The new rule contains the following changes from the proposal:

Includes a safe harbor that provides that a person is not be deemed to be a major participant under certain conditions. Those conditions account for, among other things: the notional amount of the person's security-based swap positions, the maximum possible uncollateralized exposure associated with the person's security-based swap positions, and monthly calculations of current exposure and potential future exposure. The safe harbor is intended to help persons who are not likely to be major participants avoid the costs of performing the full major participant calculations.
The rulemaking further clarifies that security-based swap positions are attributed to beneficial owners of an account, or to parents or affiliates of a person, only when the counterparty to a security-based swap has recourse to the beneficial owner, parent or affiliate.

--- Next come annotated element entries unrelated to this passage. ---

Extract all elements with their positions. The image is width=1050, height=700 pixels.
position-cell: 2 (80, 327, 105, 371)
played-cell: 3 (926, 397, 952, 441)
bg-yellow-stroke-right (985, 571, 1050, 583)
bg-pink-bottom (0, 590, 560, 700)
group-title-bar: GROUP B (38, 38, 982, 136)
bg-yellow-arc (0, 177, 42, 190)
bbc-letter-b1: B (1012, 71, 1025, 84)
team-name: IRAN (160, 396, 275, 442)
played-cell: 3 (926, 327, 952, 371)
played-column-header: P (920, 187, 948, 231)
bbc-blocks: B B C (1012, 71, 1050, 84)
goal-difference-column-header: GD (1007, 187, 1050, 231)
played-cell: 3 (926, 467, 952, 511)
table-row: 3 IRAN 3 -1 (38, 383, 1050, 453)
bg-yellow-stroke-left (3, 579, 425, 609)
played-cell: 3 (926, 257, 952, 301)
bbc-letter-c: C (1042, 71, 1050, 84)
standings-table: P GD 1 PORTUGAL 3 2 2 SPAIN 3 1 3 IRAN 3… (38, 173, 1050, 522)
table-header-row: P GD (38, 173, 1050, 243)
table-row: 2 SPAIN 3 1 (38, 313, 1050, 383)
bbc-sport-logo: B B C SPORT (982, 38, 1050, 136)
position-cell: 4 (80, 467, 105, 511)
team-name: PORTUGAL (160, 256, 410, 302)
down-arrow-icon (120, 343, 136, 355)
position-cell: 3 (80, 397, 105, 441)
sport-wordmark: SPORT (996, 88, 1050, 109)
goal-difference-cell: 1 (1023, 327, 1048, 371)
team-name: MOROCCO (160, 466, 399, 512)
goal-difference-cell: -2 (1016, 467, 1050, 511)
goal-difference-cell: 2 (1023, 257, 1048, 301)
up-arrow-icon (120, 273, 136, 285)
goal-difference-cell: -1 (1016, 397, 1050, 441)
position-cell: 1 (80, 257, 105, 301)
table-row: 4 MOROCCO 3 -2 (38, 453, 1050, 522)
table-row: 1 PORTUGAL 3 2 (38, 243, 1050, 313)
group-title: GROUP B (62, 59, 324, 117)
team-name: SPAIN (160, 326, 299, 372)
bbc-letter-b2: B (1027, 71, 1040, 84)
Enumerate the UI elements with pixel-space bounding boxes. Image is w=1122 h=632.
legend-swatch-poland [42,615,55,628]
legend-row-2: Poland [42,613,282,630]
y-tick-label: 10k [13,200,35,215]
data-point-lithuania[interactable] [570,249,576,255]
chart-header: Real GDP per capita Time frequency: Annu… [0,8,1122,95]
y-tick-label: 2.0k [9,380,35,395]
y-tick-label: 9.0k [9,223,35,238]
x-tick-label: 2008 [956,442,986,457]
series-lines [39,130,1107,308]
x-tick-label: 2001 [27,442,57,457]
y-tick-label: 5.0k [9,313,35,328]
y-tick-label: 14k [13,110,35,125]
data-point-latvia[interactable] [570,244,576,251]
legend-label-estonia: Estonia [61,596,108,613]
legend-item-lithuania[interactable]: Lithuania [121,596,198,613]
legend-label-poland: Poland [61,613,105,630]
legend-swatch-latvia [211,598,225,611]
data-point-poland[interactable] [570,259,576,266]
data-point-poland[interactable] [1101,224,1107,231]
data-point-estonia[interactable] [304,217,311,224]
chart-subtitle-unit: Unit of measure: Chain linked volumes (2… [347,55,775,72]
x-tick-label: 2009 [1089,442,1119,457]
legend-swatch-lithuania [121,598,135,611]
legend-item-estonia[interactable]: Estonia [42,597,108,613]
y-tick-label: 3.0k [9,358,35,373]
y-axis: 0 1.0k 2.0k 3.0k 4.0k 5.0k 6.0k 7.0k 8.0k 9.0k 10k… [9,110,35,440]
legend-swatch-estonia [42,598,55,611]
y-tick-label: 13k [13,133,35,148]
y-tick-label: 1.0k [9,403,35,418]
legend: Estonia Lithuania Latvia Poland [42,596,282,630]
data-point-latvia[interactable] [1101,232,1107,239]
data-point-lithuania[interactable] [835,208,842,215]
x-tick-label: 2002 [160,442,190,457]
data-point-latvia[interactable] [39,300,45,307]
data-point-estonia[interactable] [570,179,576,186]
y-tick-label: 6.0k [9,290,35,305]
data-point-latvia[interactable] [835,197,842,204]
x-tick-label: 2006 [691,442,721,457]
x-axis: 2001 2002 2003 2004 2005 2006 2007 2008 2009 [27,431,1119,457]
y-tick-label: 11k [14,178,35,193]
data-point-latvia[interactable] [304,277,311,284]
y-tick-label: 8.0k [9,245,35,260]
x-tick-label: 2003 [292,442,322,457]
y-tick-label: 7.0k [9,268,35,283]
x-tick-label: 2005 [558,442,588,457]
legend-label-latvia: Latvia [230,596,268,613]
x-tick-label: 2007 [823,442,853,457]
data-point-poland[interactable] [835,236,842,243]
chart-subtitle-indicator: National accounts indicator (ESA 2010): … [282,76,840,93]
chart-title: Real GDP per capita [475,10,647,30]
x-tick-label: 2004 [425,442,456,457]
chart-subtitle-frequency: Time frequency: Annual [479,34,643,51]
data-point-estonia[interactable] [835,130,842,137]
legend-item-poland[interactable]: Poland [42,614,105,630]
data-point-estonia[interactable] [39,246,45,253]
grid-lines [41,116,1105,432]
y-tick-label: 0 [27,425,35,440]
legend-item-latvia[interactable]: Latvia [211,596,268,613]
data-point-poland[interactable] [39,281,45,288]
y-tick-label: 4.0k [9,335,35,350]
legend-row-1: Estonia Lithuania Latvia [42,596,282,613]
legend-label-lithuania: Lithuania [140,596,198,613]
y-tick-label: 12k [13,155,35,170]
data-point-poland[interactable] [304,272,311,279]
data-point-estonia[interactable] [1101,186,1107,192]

The new rule makes additional changes to the major participant tests, many of a technical or clarifying nature. Under the new rule, the SEC staff has to report to the Commission on whether changes should be made to the rules defining both security-based swap dealers and major security-based swap participants (including the rule implementing the de minimis exception to the dealer definition). The staff must also complete this report no later than three years following the later of the last compliance date for the registration and regulatory requirements for security-based swap dealers and major security-based swap participants or the first date on which compliance with the trade-by-trade reporting rules for credit-related and equity-related security-based swaps to a registered security-based swap data repository is required.

Commodity Exchange Act Amendments:

In addition to updating the Securities Exchange Act, the new rules jointly written by the SEC and the CFTC further define "swap dealer" and "major swap participant" in the Commodity Exchange Act (CEA). These rules and interpretations in many respects are parallel to the Exchange Act rules and interpretations addressed above. The new rule also further defines "eligible contract participant" under the CEA. The term "eligible contract participant" also is used in the Securities Exchange Act and is defined by cross reference to the CEA.

What's Next?

These new rule becomes effective 60 days after the date of publication in the Federal Register. However, dealers and major participants will not have to register with the SEC until the dates that will be provided in the SEC's final rules for the registration of dealers and major participants.

When the new rule further defining "eligible contract participant" becomes effective, certain exemptive relief that the SEC provided in connection with section 6(l) of the Exchange Act will expire. At that time, dealers, major participants, and other persons will become subject to section 6(l), which prohibits any person from effecting a security-based swap transaction (other than on a national securities exchange) with a person who is not an eligible contract participant, under the definition as amended by Title VII and as further defined by the new rule.